Monday, August 22, 2011

The journey always travelled

Thanks to our hot summer, Winnipeg has little to no mosquitoes. And since no mosquitoes, that means no fogging! One of the funny results was that dragonflys are now quite common IN the city. I went for a walk at noon time and was gently surrounded by the trees, the wind and seriously hundreds of dragonflies. They had no cares in the world (other than the large lawnmower that suddenly startled them), and just fluttered about.
On the way there, I had the forest on one side of me and the busy road way on the other. Exactly how my life felt. As if for the past many months I had been starting at the cement, at the onslaught of cars coming down the highway. The forest was always next to me, I just didn't look at it, I couldn't.. I didn't even want to.
I was waiting for the cars to stop. So I could have silence and then look to the trees. Once I found my little pathway into the forest, I just looked up at the sky. So blue, so still, so calm. I wish I could just stay here.

Growing up was hard this year (I tend to still define a year as in the school year). I moved out for the first time, thinking it would be life as usual. I didn't count the hours needed to just keep my house clean, tend to my new cats, do the laundry, buy groceries, let alone tend to myself! I was then frustrated at myself being burnt out. Perhaps I was being 'Martha' 24/7... do this/do that. But no time to rest. For if I did, I felt incredibly guilty that I took time to stop and rest. My life motto had always been; 'serve others.. then you will serve yourself'.. or something crazy like that. Don't tend to yourself first, don't buy anything for yourself (other then the basics), help others first because... well just because.

I started a new program/course which focused entirely on me. This was quite hard. Not only did I have to admit I was needy (argh, anything but, please!), but I couldn't even pray for others. I could only spill open my heart and hope that someone would help me. In half a year, I discovered large things about myself and had others validated that were only small hidden disappointments. Since the later had happened in the church or with close immediate family, I told no one.

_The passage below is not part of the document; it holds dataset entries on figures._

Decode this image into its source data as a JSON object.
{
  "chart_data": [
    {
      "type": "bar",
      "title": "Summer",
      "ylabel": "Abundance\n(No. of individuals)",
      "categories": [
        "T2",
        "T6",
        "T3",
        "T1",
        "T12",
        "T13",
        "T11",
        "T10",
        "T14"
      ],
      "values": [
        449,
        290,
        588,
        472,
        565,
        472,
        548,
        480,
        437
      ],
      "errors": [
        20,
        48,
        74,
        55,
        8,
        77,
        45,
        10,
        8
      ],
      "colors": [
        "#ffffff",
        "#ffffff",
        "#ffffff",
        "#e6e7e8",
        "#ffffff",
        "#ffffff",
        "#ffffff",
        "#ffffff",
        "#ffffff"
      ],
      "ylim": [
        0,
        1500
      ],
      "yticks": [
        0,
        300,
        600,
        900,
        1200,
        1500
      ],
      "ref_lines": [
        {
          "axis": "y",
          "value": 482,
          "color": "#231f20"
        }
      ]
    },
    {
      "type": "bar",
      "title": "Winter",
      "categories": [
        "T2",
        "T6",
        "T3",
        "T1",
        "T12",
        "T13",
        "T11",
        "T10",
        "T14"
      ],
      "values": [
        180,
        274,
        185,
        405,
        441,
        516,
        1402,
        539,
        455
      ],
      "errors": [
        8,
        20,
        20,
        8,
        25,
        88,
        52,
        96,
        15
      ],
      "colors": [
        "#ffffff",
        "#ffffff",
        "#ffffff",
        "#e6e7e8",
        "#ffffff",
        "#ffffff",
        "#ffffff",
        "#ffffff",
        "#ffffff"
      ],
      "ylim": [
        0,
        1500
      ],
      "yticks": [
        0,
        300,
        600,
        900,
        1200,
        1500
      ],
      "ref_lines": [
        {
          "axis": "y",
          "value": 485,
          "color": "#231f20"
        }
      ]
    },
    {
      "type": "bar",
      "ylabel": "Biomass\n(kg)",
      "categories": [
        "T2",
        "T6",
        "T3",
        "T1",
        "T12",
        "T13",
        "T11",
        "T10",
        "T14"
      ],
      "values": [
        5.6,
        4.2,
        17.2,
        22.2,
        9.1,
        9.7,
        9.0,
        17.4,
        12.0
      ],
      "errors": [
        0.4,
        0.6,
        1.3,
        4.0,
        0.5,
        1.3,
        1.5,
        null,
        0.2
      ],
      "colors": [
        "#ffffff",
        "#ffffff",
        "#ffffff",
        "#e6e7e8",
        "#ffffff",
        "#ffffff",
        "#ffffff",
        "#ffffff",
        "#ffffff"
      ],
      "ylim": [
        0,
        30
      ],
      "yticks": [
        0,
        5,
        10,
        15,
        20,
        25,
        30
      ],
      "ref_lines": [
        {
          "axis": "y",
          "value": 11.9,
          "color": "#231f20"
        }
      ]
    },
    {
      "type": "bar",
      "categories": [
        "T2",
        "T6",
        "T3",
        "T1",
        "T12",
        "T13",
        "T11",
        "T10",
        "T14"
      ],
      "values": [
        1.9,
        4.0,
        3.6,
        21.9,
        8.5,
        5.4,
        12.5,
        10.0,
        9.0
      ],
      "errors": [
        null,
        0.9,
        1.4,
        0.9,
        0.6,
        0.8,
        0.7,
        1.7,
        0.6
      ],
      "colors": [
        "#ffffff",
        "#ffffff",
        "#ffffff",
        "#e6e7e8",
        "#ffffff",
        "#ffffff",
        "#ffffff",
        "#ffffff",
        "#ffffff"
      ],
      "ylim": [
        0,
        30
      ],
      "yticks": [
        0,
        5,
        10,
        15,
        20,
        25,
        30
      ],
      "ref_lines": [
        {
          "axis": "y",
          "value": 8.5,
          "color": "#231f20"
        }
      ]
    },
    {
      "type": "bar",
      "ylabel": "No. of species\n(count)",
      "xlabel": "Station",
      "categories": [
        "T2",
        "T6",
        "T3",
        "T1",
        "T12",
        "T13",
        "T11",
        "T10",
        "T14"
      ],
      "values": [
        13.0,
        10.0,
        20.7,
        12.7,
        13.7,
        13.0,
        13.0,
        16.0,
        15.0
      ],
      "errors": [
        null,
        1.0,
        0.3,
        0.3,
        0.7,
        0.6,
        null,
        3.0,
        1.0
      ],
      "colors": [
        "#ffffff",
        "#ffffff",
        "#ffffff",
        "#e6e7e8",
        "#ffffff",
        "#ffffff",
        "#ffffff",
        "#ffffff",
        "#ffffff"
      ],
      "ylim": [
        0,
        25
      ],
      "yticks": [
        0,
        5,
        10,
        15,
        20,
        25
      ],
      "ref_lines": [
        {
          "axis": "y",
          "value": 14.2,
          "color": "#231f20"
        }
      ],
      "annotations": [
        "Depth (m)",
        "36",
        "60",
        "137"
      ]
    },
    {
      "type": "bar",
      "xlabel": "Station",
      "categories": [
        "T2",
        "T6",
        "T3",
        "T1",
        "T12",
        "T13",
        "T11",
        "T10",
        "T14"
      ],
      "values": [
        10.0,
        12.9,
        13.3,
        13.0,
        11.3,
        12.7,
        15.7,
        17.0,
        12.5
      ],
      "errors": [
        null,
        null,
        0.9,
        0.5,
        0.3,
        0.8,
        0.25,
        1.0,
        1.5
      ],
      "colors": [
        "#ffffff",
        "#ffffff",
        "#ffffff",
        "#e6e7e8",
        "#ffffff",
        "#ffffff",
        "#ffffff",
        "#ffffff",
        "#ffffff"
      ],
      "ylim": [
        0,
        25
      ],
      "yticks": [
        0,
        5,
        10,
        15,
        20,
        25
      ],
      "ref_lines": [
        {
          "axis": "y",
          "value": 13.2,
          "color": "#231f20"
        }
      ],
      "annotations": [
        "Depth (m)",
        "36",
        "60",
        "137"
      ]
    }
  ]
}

Because nobody wants to hear about your personal secrets... usually all you'll get is.. 'oh, thats too bad (pat on the head), but we're not sure what to do with you. How about we'll pray and that will fix EVERYTHING'. It was like an imaginary bandaid was put on my wound, yet I was told it's gone! Jesus has fixed it! Last time I checked, most of my wounds were still there, I just covered everything up so I could fit in better. No one wants a needy friend...

I learned that I had an upside down view of grace. I knew of the word, yet had none of it for myself. If someone prayed for grace for me, I suddenly expected that I would do something wrong and screw up, and then God would have to give me grace to continue on. Finally after a weekend of feeling like I was running out of gas and to nowhere, I finally realized I was trying to be perfect. I battled with perfectionism to the highest degree. Nothing short or less would do, and if that happened, I'd be severely harsh on myself.

I could psycho analyze myself and say its because I had many traumatic events in my young life, and since I couldn't control the grown ups around me who were supposed to provide me safety (even God too), well then I had to learn to control the bad things and good things that happened to me. I slapped on the smiley face because that is what was expected. 'Stay strong, you can do it, I believe in you'... etc etc etc. Failure was not an option. Ever. In my faith as well.

I had to be perfect because Jesus was perfect. In fact, I could 'do all things through Christ who gave me strength'. I had 'the mind of Christ', I was the head and not the tail, I had the same power of resurrection life flowing through me as Jesus did and so on and so on. Basically, thanks be to Jesus for saving me, now move over please, because apparently I can be you (perfect) and do everything that you (Jesus) did. I got a vision of me leaving Jesus in the dust, literally. I could barely see him as I walked backwards away.. but there He waited.

I still struggle with this. And its only 1/7th (I'm making up this number) of what I learned. Boundaries (with work and family, healthy relationships (having healthy expectations of my female friends when they leave single land to go to married land), forgiveness (seriously its ongoing), and grace grace grace. If I loved tattoos, I'd get it tattooed on my heart.

As I pray for this long, ongoing season to end, I just want to see the forest from the trees and stop being lost in it all. As a friend said to me, I'm going to wait till things are more settled down. However, I don't think they will ever be.

For now, I must look to the sky and look towards the author and perfecter of my faith. Grace and forgiveness is never ending. I will always need them. Until I see Him face to face.